Mai 1977, Bob Marley est en concert à Paris. Sur scène, il interprète l'un de ses nombreux tubes d'alors, I shot the sheriff. Le public est conquis. Plus tôt, dans le bus de la tournée, le reggae man, ses dreadlocks regroupées dans un énorme bonnet aux couleurs de la Jamaïque, sourit.
Le commentaire le présente ainsi : « Cet homme de 1,60m, avec ses anglaises frisées, ne se contente pas de hurler une musique coup de poing. Bob Marley jette aussi un cri contre la misère et l'oppression. Il traîne aussi dans son sillage le Rastafari, cette religion solidement plantée à la Jamaïque qui interdit à ses pratiquants d'absorber de la viande ou du sel et qui, surtout, prône le retour aux sources de la négritude. Le retour à l’Éthiopie ».
C'est grâce à l'émission radio de France Inter, «Bananas», que «les Français se sont entichés du reggae» précise la journaliste. Et c'est justement son producteur, Patrice Blanc-Francard, qui dresse le portrait de Marley et revient sur la genèse du reggae : «Le reggae, c'est devenu important pour les Français, mais ça l'était déjà beaucoup pour les Anglais et les Américains. Ça permettait un renouvellement, un peu de fraîcheur à la pop music. Le reggae, c'était déjà un rythme très, très lancinant. Une musique qui est typiquement jamaïcaine, mais qui est assez neuve. C'est une musique qui date des années 60, un mélange de vieux rythm & blues américains et de musiques qui viennent de là-bas, qui donnent vraiment un truc qu'on ne peut faire nulle part ailleurs, je crois.»
« Il va être à trois pieds au-dessus terre lorsque vous allez l'interviewer »
L'interview se termine sur une parenthèse journalistique dans laquelle Patrice Blanc-Francard s'étonne que les journalistes aient décroché une interview du chanteur : «Mais vous, vous avez réussi à décrocher une interview ? À avoir une interview de Marley ? Parce que moi, je n'ai jamais réussi à en faire une seule dans toute ma vie !» se désole-t-il. La journaliste confirme : «On devrait l'interviewer ce soir». Le producteur envieux l'avertit : « Je vous souhaite bien du plaisir, parce que tout ce que j'ai lu de lui au niveau interview, c'est totalement dément. D'abord, ils sont tellement défoncés… Il faut dire que le ganja, la Marijuana jamaïcaine se fume là-bas comme une herbe médicinale ou presque. Ils en fument des tonnes ! Alors, il va être à trois pieds au-dessus terre lorsque vous allez l'interviewer.

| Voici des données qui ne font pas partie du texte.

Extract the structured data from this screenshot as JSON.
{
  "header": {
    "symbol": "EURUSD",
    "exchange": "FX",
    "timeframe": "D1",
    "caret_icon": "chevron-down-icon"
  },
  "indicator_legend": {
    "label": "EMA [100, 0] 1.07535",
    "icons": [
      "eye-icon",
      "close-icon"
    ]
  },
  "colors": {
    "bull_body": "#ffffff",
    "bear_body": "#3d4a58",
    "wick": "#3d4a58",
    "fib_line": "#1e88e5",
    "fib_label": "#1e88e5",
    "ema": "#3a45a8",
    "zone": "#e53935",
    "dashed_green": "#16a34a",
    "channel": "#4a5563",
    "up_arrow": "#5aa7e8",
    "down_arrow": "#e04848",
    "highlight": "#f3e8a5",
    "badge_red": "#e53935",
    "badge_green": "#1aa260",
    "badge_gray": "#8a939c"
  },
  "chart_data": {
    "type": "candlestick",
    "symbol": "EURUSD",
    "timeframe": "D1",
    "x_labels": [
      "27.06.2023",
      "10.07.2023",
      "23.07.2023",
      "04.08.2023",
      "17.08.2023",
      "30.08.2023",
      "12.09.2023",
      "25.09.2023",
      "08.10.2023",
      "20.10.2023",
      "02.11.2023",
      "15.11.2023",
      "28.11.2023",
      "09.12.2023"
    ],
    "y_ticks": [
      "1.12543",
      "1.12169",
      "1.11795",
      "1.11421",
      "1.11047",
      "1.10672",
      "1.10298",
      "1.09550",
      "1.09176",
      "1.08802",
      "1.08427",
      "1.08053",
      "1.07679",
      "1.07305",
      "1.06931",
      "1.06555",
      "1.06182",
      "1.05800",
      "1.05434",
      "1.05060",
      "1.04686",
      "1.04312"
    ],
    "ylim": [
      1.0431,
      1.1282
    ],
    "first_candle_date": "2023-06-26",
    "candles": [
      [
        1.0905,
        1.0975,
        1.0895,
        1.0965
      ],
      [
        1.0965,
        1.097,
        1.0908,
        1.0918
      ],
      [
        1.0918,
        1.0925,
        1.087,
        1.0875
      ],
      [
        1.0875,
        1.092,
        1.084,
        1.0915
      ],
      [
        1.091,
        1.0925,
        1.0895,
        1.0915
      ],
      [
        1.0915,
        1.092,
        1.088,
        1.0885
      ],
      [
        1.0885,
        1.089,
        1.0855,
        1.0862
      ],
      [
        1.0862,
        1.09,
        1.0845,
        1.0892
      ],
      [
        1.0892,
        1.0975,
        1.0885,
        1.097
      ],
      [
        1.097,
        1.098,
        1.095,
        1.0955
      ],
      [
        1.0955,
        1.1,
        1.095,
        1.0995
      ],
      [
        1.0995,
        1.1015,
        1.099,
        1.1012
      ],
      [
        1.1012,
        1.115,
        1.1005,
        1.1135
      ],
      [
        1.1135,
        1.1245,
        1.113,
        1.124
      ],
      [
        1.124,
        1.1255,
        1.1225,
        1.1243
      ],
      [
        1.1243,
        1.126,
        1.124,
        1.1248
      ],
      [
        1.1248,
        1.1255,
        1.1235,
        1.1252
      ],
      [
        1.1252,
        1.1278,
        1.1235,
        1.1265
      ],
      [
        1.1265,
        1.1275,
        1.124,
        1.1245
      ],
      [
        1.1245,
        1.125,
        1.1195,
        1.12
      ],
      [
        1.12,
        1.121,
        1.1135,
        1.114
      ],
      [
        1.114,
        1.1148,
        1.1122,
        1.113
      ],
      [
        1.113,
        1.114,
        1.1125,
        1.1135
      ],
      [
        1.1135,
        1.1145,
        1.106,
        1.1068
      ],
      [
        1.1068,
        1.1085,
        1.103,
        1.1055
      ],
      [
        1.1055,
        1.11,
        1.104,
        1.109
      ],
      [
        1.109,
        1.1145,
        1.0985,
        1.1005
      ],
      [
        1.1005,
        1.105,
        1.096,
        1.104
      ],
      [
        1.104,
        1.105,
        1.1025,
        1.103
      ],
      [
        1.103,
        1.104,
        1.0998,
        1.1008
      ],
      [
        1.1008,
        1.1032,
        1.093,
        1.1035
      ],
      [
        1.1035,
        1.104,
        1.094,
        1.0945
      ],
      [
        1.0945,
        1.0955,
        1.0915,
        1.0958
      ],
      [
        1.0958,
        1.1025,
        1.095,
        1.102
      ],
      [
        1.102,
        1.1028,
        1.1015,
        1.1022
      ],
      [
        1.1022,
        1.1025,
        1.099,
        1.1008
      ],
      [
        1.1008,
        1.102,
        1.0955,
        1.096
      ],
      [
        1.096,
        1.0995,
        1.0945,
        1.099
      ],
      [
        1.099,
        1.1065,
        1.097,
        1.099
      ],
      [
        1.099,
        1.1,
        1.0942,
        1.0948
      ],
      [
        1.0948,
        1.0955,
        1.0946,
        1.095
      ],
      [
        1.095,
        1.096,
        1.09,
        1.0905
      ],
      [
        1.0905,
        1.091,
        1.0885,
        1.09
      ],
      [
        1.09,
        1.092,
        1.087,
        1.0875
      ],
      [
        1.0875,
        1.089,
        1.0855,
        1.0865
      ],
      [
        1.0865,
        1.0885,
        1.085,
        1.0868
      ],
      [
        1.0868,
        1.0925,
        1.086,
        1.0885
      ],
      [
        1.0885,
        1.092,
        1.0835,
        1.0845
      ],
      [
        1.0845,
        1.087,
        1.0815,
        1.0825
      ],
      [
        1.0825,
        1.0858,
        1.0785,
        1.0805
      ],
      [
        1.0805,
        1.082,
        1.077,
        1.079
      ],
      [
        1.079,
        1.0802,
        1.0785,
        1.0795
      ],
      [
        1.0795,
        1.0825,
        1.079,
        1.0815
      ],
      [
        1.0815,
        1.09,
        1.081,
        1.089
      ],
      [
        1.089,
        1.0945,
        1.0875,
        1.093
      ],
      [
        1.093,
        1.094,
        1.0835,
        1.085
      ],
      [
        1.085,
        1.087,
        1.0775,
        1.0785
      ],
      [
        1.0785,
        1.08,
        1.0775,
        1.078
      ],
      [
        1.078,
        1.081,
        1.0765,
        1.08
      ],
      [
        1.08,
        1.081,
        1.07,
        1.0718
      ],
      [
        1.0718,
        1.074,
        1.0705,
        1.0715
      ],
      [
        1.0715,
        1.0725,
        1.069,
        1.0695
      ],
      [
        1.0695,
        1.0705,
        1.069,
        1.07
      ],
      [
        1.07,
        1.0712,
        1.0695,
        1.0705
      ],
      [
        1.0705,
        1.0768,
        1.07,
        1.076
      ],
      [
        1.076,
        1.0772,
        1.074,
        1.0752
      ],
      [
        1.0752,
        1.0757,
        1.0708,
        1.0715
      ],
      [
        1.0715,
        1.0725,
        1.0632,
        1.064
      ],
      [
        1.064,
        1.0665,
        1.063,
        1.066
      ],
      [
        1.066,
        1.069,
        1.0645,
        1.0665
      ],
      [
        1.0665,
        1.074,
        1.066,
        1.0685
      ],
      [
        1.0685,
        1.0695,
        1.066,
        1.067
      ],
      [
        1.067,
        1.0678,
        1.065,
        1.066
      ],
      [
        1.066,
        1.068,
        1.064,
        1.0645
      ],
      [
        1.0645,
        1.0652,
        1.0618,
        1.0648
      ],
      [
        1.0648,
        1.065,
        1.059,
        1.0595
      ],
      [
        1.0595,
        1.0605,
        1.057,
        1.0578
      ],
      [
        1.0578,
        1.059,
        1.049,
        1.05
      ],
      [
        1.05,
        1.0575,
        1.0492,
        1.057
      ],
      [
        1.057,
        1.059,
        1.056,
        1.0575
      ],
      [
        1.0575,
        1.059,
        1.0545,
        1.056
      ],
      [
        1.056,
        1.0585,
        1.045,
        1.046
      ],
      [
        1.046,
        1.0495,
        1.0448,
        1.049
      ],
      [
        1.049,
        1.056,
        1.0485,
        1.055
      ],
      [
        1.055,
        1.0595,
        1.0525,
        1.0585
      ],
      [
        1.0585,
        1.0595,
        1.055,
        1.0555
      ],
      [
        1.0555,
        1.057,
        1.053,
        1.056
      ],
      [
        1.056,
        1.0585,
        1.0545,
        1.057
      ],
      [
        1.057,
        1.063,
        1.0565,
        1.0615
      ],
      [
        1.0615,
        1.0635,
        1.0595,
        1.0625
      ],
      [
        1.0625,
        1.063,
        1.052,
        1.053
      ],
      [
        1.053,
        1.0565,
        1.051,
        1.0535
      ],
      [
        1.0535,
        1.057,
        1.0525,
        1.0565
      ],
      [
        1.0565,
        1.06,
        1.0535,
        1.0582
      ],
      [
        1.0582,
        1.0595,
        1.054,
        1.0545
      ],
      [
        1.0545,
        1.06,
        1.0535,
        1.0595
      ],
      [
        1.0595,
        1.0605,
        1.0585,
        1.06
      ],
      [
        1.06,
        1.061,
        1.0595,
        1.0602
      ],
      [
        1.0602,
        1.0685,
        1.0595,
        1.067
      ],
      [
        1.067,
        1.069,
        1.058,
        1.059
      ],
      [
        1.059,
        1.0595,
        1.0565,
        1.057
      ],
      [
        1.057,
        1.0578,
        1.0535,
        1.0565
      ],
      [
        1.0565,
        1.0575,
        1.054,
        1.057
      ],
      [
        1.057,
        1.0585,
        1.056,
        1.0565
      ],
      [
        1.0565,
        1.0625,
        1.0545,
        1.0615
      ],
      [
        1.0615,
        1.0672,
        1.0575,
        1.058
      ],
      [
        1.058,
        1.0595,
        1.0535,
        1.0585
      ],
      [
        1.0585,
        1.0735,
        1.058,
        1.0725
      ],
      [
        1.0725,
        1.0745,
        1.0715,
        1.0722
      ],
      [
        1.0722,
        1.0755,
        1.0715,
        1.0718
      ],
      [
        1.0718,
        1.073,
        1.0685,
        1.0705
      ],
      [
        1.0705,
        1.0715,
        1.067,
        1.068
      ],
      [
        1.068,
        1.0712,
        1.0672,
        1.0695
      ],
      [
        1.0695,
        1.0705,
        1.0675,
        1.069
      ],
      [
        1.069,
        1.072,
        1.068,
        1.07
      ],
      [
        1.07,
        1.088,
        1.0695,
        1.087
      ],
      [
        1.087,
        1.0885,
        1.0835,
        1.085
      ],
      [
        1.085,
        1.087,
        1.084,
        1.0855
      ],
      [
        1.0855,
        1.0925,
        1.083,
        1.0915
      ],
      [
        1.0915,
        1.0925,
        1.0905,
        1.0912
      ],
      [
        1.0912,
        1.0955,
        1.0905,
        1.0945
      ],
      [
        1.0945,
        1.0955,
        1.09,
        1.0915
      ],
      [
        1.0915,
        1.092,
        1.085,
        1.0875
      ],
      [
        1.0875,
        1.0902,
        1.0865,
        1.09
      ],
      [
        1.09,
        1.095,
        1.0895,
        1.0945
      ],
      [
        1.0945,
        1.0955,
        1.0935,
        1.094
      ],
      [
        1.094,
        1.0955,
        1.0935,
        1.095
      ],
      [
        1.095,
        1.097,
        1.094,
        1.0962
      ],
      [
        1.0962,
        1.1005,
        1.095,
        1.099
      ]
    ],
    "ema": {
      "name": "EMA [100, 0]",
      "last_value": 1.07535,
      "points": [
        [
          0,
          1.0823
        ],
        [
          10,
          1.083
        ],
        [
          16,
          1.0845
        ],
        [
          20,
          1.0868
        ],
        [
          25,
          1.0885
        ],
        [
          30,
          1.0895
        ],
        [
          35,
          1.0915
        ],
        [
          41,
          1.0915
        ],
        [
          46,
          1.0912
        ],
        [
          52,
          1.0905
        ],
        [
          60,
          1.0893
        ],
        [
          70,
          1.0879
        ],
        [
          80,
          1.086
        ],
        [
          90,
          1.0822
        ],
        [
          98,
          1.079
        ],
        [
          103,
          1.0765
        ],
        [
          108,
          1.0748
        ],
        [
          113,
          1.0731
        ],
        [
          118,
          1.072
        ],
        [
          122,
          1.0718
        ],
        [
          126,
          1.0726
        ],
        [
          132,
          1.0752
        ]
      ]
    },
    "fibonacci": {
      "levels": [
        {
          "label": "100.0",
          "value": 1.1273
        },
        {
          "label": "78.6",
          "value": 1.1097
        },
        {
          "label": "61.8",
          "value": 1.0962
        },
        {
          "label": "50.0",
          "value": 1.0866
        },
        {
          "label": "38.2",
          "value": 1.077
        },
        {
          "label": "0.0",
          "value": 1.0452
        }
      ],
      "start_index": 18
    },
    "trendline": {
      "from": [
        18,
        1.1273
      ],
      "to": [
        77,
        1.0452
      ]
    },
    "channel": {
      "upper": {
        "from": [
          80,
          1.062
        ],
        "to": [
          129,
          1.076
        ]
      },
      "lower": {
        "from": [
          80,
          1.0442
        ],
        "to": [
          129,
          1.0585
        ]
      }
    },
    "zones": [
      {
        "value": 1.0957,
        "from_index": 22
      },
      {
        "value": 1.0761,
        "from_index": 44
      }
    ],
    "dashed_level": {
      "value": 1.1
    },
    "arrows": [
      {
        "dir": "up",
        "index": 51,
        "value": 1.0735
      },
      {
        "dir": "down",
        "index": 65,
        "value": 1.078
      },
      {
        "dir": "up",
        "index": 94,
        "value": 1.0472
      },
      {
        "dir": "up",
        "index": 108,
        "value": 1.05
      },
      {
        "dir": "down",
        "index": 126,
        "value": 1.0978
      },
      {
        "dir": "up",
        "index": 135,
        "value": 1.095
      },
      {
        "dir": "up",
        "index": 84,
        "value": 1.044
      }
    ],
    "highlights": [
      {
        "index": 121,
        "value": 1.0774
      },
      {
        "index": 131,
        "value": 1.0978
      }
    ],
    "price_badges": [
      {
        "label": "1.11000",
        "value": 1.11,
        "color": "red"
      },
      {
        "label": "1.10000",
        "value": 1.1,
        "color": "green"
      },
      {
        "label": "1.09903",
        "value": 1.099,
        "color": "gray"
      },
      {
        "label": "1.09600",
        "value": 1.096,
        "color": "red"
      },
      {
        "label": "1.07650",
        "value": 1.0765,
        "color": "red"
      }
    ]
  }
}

Je vous souhaite bien du plaisir ! Ça va être drôle ! »
Quelques heures plus tard, nous retrouvons donc Bob Marley en plein entraînement de foot. Contrairement au musicien défoncé que décrivait Patrice Blanc-Francard, l'artiste jamaïcain, à la voix certes chevrotante, parvient à aligner quelques phrases plutôt cohérentes sur sa musique. « Oh, la musique, c'est toute la musique. C'est sur l'unité du monde, sur les gens qui se réunissent et vivent comme un seul». «Des idées de paix ?», lui demande la journaliste. «Des idées de paix ? Oh pas vraiment plutôt une réalité de la paix ».
« Cette musique va devenir de plus en plus énorme »
Le reportage se termine par un extrait du concert donné le soir-même. Accompagné de son groupe The Wailers, il chante avec le public Get up Stand up. C'est un titre emblématique de l'album Exodus. Une chanson-étendard du droit des peuples à la dignité, écrite en 1973, alors qu'il était en tournée en Haïti, inspirée par la pauvreté des Haïtiens qui l'avait touchés.
Bob Marley est toujours considéré comme un véritable Dieu. En 1980, il partageait une sorte de prophétie : «Cette musique va devenir de plus en plus énorme... Jusqu'à trouver son vrai public... Et aider les peuples à se libérer de leurs chaînes... Il n'y a pas de limite à cette musique».
Bob Marley meurt le 11 mai 1981, d'un cancer généralisé. Lors de ses funérailles en juin 1981, des milliers de Jamaïcains se recueillent devant sa tombe. Le héros a droit à un concert hommage et à des funérailles nationales.
Depuis février 2020, le reggae de Jamaïque est inscrit au patrimoine mondial immatériel de l'Unesco.